Another female calf raises hopes for endangered orca population

Orca researchers have confirmed that one more calf born in the endangered southern resident population is a female.

Survival of 2 female calves particularly important for endangered southern resident population

Photographs of the J53 confirm that the calf is female. (Jill Hein and Sara Hysong-Shimazu/Center for Whale Research)

Orca researchers have confirmed that one more calf born in the endangered southern resident population is a female.

Photographs taken earlier this week confirmed the calf J53 is a female, according to the Centre for Whale Research in Washington state.

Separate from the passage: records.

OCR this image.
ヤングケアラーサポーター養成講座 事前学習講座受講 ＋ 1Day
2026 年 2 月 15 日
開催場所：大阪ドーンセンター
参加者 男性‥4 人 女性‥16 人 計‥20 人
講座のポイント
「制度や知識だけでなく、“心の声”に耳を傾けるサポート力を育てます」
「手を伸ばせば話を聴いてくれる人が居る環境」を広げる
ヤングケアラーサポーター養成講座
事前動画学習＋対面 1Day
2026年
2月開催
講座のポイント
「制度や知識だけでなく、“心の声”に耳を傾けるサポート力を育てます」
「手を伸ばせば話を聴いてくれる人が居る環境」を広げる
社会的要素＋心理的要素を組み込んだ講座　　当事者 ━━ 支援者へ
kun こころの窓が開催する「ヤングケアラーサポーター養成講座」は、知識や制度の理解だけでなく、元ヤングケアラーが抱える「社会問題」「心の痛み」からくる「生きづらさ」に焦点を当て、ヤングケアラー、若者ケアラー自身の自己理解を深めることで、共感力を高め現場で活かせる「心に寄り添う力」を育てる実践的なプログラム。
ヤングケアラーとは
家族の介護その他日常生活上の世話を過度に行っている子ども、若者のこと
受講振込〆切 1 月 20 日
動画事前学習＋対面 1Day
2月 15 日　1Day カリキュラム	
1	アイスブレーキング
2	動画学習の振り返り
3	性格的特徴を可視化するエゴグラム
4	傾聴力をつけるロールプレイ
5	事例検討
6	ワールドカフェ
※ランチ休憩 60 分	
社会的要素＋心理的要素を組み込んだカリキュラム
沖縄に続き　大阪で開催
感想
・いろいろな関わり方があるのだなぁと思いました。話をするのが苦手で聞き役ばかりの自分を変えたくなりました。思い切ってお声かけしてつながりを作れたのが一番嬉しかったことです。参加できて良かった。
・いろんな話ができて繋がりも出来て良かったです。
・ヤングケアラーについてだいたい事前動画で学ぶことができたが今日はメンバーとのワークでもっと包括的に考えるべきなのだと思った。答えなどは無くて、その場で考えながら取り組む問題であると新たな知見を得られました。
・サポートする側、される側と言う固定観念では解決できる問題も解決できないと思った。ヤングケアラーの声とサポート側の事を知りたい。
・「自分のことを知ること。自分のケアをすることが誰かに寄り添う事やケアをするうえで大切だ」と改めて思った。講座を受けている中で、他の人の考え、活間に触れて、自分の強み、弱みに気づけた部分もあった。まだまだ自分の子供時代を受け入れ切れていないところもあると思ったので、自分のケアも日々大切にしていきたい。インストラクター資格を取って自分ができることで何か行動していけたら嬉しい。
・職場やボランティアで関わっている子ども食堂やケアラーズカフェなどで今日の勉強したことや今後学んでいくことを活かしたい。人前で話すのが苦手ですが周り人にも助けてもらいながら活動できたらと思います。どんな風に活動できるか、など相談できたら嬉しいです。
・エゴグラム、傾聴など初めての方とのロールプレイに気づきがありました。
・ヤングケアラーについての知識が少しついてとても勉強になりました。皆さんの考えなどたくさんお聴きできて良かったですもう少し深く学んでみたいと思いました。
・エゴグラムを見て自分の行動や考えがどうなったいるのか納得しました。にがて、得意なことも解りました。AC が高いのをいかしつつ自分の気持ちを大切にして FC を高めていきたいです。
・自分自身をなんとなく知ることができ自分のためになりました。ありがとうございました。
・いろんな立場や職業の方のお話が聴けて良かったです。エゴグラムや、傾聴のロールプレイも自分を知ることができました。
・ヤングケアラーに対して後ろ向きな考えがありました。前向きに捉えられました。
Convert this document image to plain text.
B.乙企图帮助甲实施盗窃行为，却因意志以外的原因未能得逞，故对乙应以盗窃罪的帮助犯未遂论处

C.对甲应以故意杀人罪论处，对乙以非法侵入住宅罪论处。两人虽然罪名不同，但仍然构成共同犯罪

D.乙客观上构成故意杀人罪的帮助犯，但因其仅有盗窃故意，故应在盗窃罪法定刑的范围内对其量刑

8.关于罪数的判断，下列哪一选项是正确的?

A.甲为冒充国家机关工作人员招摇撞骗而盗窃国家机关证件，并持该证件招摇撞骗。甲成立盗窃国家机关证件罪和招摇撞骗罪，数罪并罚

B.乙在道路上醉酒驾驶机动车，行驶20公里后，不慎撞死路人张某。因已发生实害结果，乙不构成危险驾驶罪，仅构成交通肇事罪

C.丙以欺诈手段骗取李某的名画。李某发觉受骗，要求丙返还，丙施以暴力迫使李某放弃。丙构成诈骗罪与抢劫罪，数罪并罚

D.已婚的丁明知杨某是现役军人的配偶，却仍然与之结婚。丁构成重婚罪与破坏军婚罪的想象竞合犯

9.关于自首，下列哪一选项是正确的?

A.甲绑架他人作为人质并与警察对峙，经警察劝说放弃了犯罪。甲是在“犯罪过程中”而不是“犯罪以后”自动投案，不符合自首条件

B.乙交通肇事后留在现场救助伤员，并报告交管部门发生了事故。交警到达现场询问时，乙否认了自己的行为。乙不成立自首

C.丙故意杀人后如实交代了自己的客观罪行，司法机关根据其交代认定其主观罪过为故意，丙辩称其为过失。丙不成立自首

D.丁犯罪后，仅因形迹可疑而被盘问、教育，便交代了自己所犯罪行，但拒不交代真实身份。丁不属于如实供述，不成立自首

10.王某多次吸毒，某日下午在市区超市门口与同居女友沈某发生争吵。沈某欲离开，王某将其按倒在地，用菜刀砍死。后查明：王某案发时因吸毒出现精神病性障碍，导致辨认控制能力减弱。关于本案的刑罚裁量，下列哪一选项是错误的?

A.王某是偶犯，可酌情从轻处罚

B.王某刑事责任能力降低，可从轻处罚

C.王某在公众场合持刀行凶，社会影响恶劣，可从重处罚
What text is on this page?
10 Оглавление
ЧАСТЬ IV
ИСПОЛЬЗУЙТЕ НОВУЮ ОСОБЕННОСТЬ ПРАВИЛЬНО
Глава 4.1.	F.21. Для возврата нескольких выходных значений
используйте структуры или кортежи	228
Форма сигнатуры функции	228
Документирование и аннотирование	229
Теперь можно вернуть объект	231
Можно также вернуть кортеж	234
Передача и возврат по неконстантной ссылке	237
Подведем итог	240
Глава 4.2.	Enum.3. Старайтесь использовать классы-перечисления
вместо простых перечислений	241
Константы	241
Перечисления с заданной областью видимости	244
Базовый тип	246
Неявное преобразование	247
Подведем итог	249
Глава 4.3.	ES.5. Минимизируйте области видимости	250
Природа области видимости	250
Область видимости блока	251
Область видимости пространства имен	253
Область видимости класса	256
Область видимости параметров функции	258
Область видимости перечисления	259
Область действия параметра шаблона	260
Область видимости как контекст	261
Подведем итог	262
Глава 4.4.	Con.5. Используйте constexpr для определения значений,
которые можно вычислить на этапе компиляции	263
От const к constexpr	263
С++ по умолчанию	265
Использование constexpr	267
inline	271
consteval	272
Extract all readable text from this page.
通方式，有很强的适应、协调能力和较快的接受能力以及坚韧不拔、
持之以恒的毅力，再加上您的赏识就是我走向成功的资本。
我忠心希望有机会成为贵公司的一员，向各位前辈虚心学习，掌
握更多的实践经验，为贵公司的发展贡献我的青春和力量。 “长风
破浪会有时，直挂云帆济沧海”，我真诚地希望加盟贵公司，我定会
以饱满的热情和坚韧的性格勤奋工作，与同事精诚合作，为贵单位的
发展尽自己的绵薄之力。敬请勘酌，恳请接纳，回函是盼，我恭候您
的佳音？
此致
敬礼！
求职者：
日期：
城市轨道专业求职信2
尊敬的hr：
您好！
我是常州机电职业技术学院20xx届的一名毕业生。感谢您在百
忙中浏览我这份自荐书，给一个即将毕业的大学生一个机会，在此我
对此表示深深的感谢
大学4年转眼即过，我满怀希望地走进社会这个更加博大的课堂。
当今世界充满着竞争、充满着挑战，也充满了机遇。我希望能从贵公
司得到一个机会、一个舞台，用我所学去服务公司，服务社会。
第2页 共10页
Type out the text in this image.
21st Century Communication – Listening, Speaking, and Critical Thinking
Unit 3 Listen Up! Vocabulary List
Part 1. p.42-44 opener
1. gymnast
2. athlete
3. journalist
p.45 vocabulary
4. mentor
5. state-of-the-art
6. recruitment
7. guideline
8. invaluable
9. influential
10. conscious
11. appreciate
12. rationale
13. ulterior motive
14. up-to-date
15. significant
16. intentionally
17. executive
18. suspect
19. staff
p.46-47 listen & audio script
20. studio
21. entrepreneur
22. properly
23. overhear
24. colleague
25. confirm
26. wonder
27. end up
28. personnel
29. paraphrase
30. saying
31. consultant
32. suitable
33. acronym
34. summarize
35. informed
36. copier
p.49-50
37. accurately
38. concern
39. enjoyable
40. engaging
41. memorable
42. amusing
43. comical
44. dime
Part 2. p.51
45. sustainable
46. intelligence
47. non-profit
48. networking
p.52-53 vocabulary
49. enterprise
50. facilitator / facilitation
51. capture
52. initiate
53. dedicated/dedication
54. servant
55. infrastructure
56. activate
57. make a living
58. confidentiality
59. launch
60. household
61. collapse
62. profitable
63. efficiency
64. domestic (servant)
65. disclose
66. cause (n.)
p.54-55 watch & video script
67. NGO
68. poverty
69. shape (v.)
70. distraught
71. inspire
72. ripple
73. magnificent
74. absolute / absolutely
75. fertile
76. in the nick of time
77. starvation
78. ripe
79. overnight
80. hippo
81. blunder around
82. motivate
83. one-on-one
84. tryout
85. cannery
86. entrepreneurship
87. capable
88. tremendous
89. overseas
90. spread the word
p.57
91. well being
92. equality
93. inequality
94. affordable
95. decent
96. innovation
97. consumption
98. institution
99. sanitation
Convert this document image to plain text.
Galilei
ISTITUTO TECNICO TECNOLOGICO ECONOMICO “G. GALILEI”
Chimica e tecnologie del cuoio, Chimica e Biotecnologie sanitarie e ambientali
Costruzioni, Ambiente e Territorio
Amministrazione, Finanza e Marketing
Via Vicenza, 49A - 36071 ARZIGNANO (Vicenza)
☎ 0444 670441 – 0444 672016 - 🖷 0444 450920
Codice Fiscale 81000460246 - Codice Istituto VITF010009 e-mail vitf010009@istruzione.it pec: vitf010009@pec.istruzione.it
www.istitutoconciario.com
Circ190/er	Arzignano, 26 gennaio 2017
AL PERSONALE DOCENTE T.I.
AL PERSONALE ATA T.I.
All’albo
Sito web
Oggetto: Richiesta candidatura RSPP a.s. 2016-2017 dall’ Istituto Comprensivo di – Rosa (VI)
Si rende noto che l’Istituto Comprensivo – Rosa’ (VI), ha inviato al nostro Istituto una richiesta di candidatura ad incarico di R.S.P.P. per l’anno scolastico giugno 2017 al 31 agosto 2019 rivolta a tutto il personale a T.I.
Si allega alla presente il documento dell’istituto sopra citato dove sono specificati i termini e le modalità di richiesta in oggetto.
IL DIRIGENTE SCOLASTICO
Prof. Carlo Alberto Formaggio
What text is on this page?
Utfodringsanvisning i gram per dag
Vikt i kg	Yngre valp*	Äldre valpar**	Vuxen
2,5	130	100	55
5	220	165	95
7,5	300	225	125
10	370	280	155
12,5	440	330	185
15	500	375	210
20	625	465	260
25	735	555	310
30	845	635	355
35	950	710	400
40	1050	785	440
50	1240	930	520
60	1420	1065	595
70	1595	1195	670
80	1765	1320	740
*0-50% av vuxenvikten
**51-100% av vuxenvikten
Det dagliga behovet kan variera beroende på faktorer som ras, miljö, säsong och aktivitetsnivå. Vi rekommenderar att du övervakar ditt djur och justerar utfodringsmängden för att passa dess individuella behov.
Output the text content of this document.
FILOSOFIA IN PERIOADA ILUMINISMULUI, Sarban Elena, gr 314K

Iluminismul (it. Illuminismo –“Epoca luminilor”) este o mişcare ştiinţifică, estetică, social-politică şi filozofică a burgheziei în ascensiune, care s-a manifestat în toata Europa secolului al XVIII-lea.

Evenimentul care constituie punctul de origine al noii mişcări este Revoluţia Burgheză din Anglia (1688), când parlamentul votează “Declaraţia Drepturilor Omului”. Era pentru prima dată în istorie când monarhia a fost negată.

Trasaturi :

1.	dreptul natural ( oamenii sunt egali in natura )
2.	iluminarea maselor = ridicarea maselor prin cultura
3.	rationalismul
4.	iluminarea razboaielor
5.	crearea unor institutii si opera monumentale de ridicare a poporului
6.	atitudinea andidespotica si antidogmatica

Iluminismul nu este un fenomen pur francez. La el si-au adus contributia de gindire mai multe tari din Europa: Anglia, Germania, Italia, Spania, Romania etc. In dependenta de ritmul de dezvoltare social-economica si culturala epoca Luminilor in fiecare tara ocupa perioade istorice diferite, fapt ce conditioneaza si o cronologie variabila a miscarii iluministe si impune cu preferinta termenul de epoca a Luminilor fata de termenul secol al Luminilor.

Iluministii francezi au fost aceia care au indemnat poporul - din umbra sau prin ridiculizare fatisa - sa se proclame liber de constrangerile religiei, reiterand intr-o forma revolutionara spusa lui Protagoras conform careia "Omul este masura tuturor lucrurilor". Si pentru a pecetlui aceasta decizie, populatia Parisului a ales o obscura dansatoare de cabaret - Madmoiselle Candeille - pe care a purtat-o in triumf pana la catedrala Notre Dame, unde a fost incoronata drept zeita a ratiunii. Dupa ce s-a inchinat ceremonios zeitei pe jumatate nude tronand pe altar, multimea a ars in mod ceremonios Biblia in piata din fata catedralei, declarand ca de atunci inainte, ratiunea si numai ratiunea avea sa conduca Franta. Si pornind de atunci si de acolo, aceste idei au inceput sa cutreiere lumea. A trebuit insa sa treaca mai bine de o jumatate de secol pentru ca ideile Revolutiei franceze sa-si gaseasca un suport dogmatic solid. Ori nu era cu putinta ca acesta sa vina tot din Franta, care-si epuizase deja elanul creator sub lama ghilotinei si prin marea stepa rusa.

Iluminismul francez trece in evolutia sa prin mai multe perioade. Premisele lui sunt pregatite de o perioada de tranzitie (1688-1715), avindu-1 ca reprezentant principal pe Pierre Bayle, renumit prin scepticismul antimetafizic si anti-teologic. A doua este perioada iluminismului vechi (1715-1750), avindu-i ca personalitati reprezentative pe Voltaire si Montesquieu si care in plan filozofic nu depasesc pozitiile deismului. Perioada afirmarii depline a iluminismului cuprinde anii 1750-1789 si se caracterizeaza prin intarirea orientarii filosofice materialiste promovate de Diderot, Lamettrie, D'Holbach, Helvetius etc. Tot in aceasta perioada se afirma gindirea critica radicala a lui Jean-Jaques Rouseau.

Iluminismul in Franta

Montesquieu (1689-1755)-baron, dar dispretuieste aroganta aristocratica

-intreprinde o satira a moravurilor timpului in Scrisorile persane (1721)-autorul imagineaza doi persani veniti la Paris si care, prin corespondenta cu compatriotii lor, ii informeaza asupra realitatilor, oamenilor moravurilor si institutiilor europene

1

Only one other of the eight surviving calves in the so-called "orca baby boom" — J50 —is a confirmed female. Five others are male, while the sex of one, L123, remains undetermined.

Researchers say the survival of the two female calves is particularly important because they will help repopulate the endangered population of orcas. About 50 per cent of orca calves die before reaching maturity, according to experts.

"We are delighted to have another young female in the population.  This is great news for the southern residents," said a statement from the Centre for Whale Research.

There are about 80 animals in the southern resident population of orcas that spend their summers in the waters around the south end of Vancouver Island.

3rd female calf confirmed dead

Meanwhile, Fisheries and Oceans Canada has also confirmed a dead killer whale calf found near Sooke on Southern Vancouver Island on March 23 was a very young female from the same population.

The calf was identified by the Vancouver Aquarium genetics team as a southern resident, but had not yet been categorized because of its young age.